In an order issued Wednesday, Wehr said Cunningham, Gallion and Mills signed contracts with clients limiting their recovery to 33 1/3 percent -- and that they agreed to make no settlements without their clients' consent. But they eventually paid themselves more than 50 percent of the total settlement and falsely told Bamberger it was with their clients' approval, Wehr said.

He said the attorneys' defense -- that their pay was approved by "a now reprimanded judge" -- falls short because the lawyers never told Bamberger about the contingency contracts, nor the amount of money being transferred to the Fund for Healthy Living.

"To get the vague order of approval from the court," Wehr said, "they represented that all proceeds were handled in accordance with the intentions of the parties. In reality, they were passing out money to themselves and others like it was theirs to do with as they wished."

Wehr said the settlement included contingency payments to nonlawyers, including $2 million to Modlin, although such payments cannot be made to nonlawyers in Kentucky

In the original lawsuit, five Kentuckians filed a complaint in 1998 in Boone Circuit Court against American Home Products Corp., which made one of the drugs in fen-phen.

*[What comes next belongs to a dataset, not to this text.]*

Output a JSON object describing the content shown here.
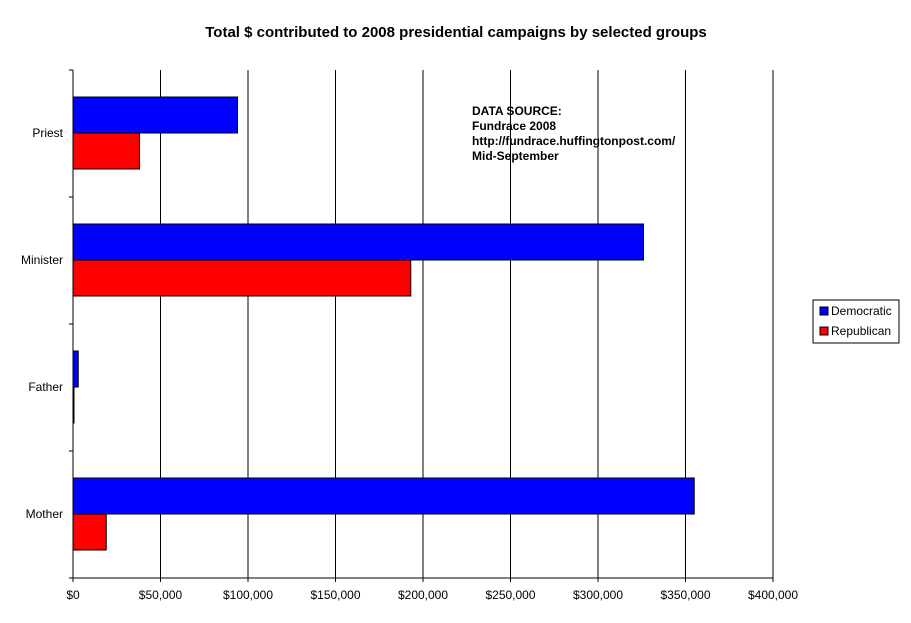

Eventually, 431 Kentuckians, opting out of a national case, joined in the Boone County suit. In 2001, they received settlements, in confidential amounts, based on their specific injuries.

In December 2004, after finding that $20 million in supposedly leftover funds had been diverted into the Fund for Healthy Living, a couple dozen plaintiffs filed a new lawsuit against their former lawyers asking for a full accounting of the settlement.

The plaintiffs, whose number has grown to about 200, now are asking that the lawyers be forced to give back excessive fees -- and that the money placed in the fund go to their former clients.

Wehr scheduled a hearing for April 12 on their motions.

According to Wehr's accounting, Cunningham, Gallion and Mills paid themselves $20 million each. A fourth attorney, Stan Chesley of Cincinnati, who was counsel to the other attorneys, was paid another $20 million. The total in fees and other costs was $106 million, plus $20 million for the fund, which left $74 million for the plaintiffs to share. Chesley was not included in Wehr's order because he has separate counsel who had requested a delay in ruling on his case.